What prompts her to run is the arrest and beating of her “stand-in-mother,” the black woman Rosaleen after the woman insults three of the town’s vicious racists on her way to register to vote. There is an homage here to Huck Finn in the story of a young adolescent fleeing an abusive father with an older black person also in flight. The similarities are more than just that, however. Both novels take place in times of social upheaval due to race relations, Twain’s book after the Civil War and Kidd’s after the signing of the Civil Rights Act.
When they get to Tiburon, they are taken in by the Boatwright sisters, May, June, and August. The oldest, August, is the one in charge, the beekeeper and proprietor of Black Madonna Honey. May is slightly touched, ready to burst into tears at any moment. She became this way at the death of her twin April, who killed herself at the sorrows of the world. June is a bit of a mystery, a cello playing hospice worker who taught English at the black high school, and the slowest one to warm to Lily.
Critics who complain about the implausibility of some of the story’s coincidences in its second half miss the point that the story has the fable qualities inherent in southern gothics. That Lily should make it to Tiburon with so little incident, that she should find the proprietors of Black Madonna Honey, that they should take her in, and their previous connection to her life should come clear are not simply plot conveniences or the contrivances of a poor writer. Instead, we are treated to a story that draws equally from fairy tales, folk tales, religious themes, the science of beekeeping, and classics of southern literature. In Lily’s observations on the race relations in small southern towns, we hear an older Scout Finch, another motherless girl raised by her father during racial strife.

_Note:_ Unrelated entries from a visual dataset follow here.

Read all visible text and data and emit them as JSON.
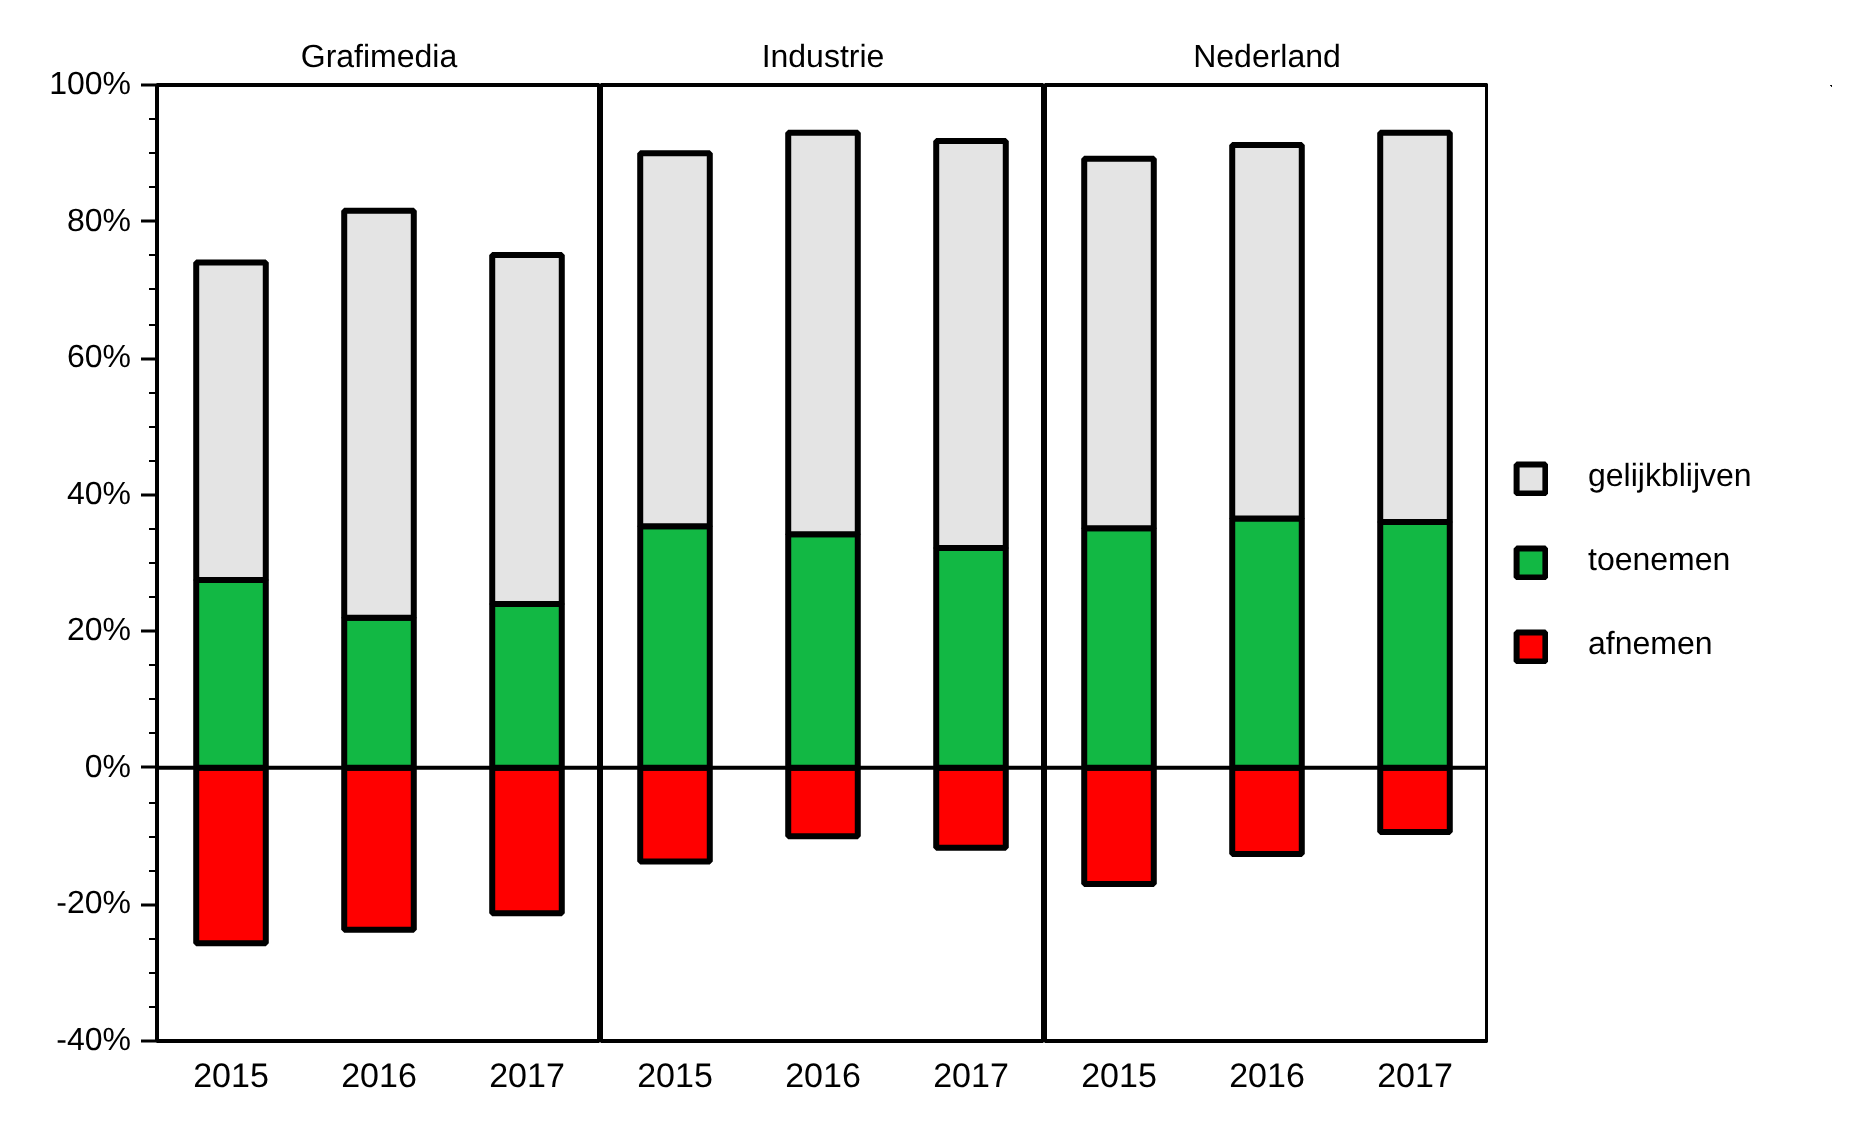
{
  "chart_data": [
    {
      "type": "bar",
      "title": "Grafimedia",
      "categories": [
        "2015",
        "2016",
        "2017"
      ],
      "stacked": true,
      "ylim": [
        -40,
        100
      ],
      "yticks": [
        {
          "value": -40,
          "label": "-40%"
        },
        {
          "value": -35,
          "label": null
        },
        {
          "value": -30,
          "label": null
        },
        {
          "value": -25,
          "label": null
        },
        {
          "value": -20,
          "label": "-20%"
        },
        {
          "value": -15,
          "label": null
        },
        {
          "value": -10,
          "label": null
        },
        {
          "value": -5,
          "label": null
        },
        {
          "value": 0,
          "label": "0%"
        },
        {
          "value": 5,
          "label": null
        },
        {
          "value": 10,
          "label": null
        },
        {
          "value": 15,
          "label": null
        },
        {
          "value": 20,
          "label": "20%"
        },
        {
          "value": 25,
          "label": null
        },
        {
          "value": 30,
          "label": null
        },
        {
          "value": 35,
          "label": null
        },
        {
          "value": 40,
          "label": "40%"
        },
        {
          "value": 45,
          "label": null
        },
        {
          "value": 50,
          "label": null
        },
        {
          "value": 55,
          "label": null
        },
        {
          "value": 60,
          "label": "60%"
        },
        {
          "value": 65,
          "label": null
        },
        {
          "value": 70,
          "label": null
        },
        {
          "value": 75,
          "label": null
        },
        {
          "value": 80,
          "label": "80%"
        },
        {
          "value": 85,
          "label": null
        },
        {
          "value": 90,
          "label": null
        },
        {
          "value": 95,
          "label": null
        },
        {
          "value": 100,
          "label": "100%"
        }
      ],
      "series": [
        {
          "color": "#ff0000",
          "values": [
            -25.7,
            -23.7,
            -21.3
          ]
        },
        {
          "color": "#12b844",
          "values": [
            27.5,
            22,
            24
          ]
        },
        {
          "color": "#e4e4e4",
          "values": [
            46.5,
            59.6,
            51.1
          ]
        }
      ],
      "ref_lines": [
        {
          "axis": "y",
          "value": 0,
          "color": "#000000"
        }
      ],
      "legend": false,
      "grid": false
    },
    {
      "type": "bar",
      "title": "Industrie",
      "categories": [
        "2015",
        "2016",
        "2017"
      ],
      "stacked": true,
      "ylim": [
        -40,
        100
      ],
      "tick_labels": "x",
      "series": [
        {
          "color": "#ff0000",
          "values": [
            -13.7,
            -10,
            -11.7
          ]
        },
        {
          "color": "#12b844",
          "values": [
            35.4,
            34.2,
            32.2
          ]
        },
        {
          "color": "#e4e4e4",
          "values": [
            54.6,
            58.8,
            59.6
          ]
        }
      ],
      "ref_lines": [
        {
          "axis": "y",
          "value": 0,
          "color": "#000000"
        }
      ],
      "legend": false,
      "grid": false
    },
    {
      "type": "bar",
      "title": "Nederland",
      "categories": [
        "2015",
        "2016",
        "2017"
      ],
      "stacked": true,
      "ylim": [
        -40,
        100
      ],
      "tick_labels": "x",
      "series": [
        {
          "name": "afnemen",
          "color": "#ff0000",
          "values": [
            -17,
            -12.6,
            -9.4
          ]
        },
        {
          "name": "toenemen",
          "color": "#12b844",
          "values": [
            35.1,
            36.5,
            36
          ]
        },
        {
          "name": "gelijkblijven",
          "color": "#e4e4e4",
          "values": [
            54.1,
            54.7,
            57
          ]
        }
      ],
      "ref_lines": [
        {
          "axis": "y",
          "value": 0,
          "color": "#000000"
        }
      ],
      "legend": "right",
      "grid": false
    }
  ]
}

Each chapter begins with a quote from a book regarding beekeeping informing us as to that chapter’s thematic breakdown, introducing us to how the house and its denizens mirrors that of a hive. When August tells Lily stories, she either tells of the sisters or of her family, livening these with instructive folk tales. The story is as old as the hills, the quest, the search for the missing parent, the establishing of a new home away from our old, the discovery of ourselves.
And so, even if the book has been hailed by a veritable who’s who of unimaginative critics and writers who tread similar ground, it transcends that category by the nature of its inspiration. The referential aspects of the story are woven so finely into the warp and woof of the tale that they ease smoothly into your consciousness to rest gently there.
Jenna Lamia, the reader, has a sweet, high little southern accent that sounds just like a child. Lamia is the kind of reader you want for a book like this, a voice that matches the softness of the narrative and which captures the innocent ignorance of children. She makes a book that in and of itself is quite good into something truly magical and beautiful, taking the book up to a new level.